L’article 368 du CPC prévoit que  » les décisions de jonction ou disjonction d’instances sont des mesures d’administration judiciaire « .

En l’espèce, il apparaît opportun d’ordonner la disjonction de l’instance concernant les demandes formées par la société DP AGENCE à l’encontre de la SCI DU 66 BARRES DDFILP compte tenu des demandes identiques en paiement présentées par la société DP AGENCE dans quatre instances distinctes.

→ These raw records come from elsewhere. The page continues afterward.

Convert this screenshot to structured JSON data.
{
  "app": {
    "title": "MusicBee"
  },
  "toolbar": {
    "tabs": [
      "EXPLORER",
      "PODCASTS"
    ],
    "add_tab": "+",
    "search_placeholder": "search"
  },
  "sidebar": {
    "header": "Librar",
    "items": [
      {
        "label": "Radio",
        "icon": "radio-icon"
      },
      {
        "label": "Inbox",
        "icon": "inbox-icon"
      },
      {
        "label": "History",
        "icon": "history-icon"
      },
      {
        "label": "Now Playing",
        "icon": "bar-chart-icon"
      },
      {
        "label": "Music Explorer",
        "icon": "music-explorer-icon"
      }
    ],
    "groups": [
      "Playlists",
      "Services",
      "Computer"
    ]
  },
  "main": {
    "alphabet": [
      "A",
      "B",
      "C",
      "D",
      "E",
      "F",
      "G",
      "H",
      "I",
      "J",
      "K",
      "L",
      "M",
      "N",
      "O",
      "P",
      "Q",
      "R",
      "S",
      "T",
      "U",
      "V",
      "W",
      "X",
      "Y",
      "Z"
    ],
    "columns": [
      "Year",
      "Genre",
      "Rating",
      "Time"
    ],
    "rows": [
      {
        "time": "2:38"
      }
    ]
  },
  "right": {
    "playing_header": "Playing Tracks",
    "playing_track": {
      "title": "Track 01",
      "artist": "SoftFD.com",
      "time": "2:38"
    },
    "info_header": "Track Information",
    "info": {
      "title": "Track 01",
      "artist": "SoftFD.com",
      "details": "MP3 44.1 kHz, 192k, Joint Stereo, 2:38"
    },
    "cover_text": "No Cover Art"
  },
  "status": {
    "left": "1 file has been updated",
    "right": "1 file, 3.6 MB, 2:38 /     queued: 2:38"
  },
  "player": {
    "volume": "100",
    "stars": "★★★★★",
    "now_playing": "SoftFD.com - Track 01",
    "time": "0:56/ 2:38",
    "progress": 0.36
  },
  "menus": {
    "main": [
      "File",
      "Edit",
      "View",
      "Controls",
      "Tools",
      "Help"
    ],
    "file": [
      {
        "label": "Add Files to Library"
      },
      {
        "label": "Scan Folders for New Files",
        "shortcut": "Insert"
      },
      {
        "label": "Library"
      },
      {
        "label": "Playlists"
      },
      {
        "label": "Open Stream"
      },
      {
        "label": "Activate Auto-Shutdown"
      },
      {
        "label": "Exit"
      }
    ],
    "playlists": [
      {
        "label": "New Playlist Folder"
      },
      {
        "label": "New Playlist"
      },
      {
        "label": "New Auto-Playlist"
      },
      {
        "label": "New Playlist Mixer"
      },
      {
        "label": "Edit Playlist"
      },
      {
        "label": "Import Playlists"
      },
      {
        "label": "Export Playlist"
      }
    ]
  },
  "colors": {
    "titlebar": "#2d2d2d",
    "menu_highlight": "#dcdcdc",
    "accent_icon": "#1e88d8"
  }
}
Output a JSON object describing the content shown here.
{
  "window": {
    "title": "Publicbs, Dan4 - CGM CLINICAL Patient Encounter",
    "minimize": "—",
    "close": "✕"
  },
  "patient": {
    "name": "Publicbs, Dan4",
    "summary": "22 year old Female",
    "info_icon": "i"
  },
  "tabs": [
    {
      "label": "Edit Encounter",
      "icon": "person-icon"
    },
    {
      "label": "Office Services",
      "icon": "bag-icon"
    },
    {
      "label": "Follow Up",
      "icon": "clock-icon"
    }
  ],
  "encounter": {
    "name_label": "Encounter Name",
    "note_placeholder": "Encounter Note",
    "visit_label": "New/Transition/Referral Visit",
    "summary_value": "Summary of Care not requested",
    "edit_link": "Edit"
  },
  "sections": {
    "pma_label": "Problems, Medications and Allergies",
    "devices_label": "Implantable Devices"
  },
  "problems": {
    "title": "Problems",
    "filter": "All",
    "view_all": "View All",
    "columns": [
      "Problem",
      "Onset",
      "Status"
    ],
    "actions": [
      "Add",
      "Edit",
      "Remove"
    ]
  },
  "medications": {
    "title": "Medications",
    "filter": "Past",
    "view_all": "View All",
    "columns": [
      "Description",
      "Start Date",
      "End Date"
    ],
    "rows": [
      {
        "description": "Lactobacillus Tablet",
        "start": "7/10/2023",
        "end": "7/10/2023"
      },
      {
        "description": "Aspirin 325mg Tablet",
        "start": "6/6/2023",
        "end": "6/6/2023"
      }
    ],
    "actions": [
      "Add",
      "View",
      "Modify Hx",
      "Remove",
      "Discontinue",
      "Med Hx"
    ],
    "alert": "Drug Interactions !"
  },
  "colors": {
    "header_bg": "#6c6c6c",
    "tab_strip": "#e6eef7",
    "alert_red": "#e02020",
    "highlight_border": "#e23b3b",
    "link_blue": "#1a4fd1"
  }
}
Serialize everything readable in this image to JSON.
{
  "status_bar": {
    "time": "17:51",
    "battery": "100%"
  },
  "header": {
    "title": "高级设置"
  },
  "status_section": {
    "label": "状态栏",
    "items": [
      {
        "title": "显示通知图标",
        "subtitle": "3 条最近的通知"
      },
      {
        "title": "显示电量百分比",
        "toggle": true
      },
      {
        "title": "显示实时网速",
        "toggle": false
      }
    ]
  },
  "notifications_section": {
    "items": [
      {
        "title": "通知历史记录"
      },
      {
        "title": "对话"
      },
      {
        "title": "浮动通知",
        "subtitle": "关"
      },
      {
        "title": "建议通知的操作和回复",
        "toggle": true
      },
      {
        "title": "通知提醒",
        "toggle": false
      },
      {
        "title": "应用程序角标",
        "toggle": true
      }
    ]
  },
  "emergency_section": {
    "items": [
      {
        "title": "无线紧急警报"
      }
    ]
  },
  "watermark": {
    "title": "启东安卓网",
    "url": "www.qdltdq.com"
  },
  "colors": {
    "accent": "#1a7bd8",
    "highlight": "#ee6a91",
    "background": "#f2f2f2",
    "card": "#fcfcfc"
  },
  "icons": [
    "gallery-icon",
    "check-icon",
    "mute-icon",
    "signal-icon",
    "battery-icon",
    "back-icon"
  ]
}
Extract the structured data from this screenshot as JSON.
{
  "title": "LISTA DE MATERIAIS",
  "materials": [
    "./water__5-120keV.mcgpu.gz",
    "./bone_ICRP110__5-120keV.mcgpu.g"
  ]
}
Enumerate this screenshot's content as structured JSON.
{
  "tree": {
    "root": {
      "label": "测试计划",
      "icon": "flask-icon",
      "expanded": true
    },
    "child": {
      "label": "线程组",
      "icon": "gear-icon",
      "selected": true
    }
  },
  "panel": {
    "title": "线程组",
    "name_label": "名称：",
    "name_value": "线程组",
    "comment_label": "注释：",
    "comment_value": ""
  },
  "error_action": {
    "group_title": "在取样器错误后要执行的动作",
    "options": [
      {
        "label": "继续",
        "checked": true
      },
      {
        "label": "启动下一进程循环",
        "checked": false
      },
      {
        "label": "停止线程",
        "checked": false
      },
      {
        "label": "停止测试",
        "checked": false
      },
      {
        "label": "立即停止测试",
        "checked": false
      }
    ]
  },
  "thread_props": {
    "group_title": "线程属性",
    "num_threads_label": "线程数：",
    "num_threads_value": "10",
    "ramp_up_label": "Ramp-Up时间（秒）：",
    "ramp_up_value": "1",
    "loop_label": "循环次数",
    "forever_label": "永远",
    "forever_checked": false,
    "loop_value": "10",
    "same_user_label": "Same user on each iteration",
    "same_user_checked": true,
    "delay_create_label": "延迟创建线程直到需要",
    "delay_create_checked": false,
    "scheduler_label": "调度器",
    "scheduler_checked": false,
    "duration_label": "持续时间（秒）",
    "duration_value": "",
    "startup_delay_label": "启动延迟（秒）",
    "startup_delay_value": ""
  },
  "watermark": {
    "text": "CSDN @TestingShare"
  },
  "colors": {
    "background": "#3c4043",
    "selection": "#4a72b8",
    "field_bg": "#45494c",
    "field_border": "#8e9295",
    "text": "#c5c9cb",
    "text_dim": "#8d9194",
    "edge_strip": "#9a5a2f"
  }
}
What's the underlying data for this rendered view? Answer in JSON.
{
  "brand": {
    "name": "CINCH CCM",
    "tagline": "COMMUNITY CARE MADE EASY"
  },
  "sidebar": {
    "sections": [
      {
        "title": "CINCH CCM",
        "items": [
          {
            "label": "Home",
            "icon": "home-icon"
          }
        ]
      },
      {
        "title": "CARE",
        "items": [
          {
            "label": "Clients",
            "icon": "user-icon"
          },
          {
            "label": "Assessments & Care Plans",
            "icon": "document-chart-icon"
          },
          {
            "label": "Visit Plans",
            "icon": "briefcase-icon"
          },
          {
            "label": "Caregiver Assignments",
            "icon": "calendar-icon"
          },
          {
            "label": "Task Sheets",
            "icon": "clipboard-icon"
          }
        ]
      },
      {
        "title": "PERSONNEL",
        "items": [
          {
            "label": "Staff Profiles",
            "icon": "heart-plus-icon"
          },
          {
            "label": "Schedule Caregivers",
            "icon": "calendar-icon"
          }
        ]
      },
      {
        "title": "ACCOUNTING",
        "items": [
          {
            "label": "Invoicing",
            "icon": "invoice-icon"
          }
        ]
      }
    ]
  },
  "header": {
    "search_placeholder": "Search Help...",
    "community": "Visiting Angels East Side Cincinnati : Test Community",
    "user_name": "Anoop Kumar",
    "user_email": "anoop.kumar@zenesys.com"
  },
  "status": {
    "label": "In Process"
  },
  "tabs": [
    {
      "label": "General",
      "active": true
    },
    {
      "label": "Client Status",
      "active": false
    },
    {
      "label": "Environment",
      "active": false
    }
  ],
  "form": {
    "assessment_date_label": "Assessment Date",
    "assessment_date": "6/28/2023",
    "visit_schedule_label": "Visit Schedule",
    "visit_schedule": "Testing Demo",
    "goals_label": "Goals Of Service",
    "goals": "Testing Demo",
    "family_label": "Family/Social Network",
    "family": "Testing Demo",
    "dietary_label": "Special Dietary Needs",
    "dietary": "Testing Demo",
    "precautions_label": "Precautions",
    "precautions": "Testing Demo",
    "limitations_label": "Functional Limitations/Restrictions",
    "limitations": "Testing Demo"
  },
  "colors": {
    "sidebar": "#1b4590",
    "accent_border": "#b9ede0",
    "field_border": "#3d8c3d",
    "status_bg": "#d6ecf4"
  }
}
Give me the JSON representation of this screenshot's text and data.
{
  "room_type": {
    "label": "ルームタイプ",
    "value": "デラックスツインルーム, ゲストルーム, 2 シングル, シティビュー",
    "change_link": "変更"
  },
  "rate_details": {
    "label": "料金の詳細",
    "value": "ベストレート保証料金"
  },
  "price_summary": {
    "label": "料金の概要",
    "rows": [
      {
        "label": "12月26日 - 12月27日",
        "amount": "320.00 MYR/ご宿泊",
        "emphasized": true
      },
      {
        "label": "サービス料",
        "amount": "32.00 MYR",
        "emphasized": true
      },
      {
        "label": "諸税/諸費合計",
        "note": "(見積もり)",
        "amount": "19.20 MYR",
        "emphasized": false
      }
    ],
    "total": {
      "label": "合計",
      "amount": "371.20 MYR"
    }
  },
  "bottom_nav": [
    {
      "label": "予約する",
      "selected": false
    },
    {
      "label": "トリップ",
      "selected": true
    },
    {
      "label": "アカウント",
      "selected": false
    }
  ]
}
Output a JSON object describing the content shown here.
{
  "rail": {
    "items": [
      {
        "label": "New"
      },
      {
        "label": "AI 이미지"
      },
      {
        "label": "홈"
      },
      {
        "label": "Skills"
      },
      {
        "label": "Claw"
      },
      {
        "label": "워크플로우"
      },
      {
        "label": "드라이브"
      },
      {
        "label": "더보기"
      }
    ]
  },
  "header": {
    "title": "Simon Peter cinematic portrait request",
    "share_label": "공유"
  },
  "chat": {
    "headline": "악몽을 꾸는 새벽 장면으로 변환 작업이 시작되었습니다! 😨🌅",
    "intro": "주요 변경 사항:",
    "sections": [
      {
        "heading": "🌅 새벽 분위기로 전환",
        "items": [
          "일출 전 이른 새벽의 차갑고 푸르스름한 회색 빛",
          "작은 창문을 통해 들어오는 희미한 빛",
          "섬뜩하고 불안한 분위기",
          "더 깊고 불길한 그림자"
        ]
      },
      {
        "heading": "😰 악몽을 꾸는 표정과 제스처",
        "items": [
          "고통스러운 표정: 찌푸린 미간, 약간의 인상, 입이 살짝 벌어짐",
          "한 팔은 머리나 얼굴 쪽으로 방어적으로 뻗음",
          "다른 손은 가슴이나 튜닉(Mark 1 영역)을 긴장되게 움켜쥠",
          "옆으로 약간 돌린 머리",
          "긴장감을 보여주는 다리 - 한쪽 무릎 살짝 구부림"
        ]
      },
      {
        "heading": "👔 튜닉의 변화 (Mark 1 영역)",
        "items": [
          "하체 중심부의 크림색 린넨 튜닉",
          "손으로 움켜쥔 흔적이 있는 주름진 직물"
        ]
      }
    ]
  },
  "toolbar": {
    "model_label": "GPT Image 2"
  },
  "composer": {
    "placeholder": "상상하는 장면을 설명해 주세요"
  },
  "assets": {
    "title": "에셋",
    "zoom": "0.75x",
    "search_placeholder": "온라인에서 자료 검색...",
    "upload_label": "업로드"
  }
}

4. Sur les autres demandes

Les dépens seront réservés.

Les circonstances de l’espèce ne justifient pas de faire droit aux demandes au titre de l’article 700 du code de procédure civile.

PAR CES MOTIFS

Le juge de de la mise en statuant, publiquement, par ordonnance contradictoire, susceptible d’appel dans les conditions de l’article 795 du code de procédure civile ;

REJETTE l’exception d’incompétence soulevée par la SCI DU 66 BARRES DDFILP ;

REJETTE la fin de non-recevoir soulevée par la SCI DU 66 BARRES DDFILP ;

ORDONNE la disjonction de l’instance en ce qui concerne les demandes présentées par la société DP AGENCE à l’encontre de la SCI DU 66 BARRES DDFILP sous le RG 24/07523 ;

REJETTE les demandes formées au titre de l’article 700 du code de procédure civile ;

RESERVE les dépens ;

RENVOIE le RG 22/01626 à l’audience de mise en état du 2 décembre 2024 pour les conclusions de la SCI DU 66 BARRES DDFILP, avec injonction de conclure ;

RENVOIE le RG 24/07523 à l’audience de mise en état du 2 décembre 2024 pour jonction avec les RG 24/07520, RG 24/07515 et le RG 24/07518 ;

signée par Aurélie GRÈZES, Vice-Présidente, chargée de la mise en état, et par Virginie ROZERON, Greffière présente lors du prononcé.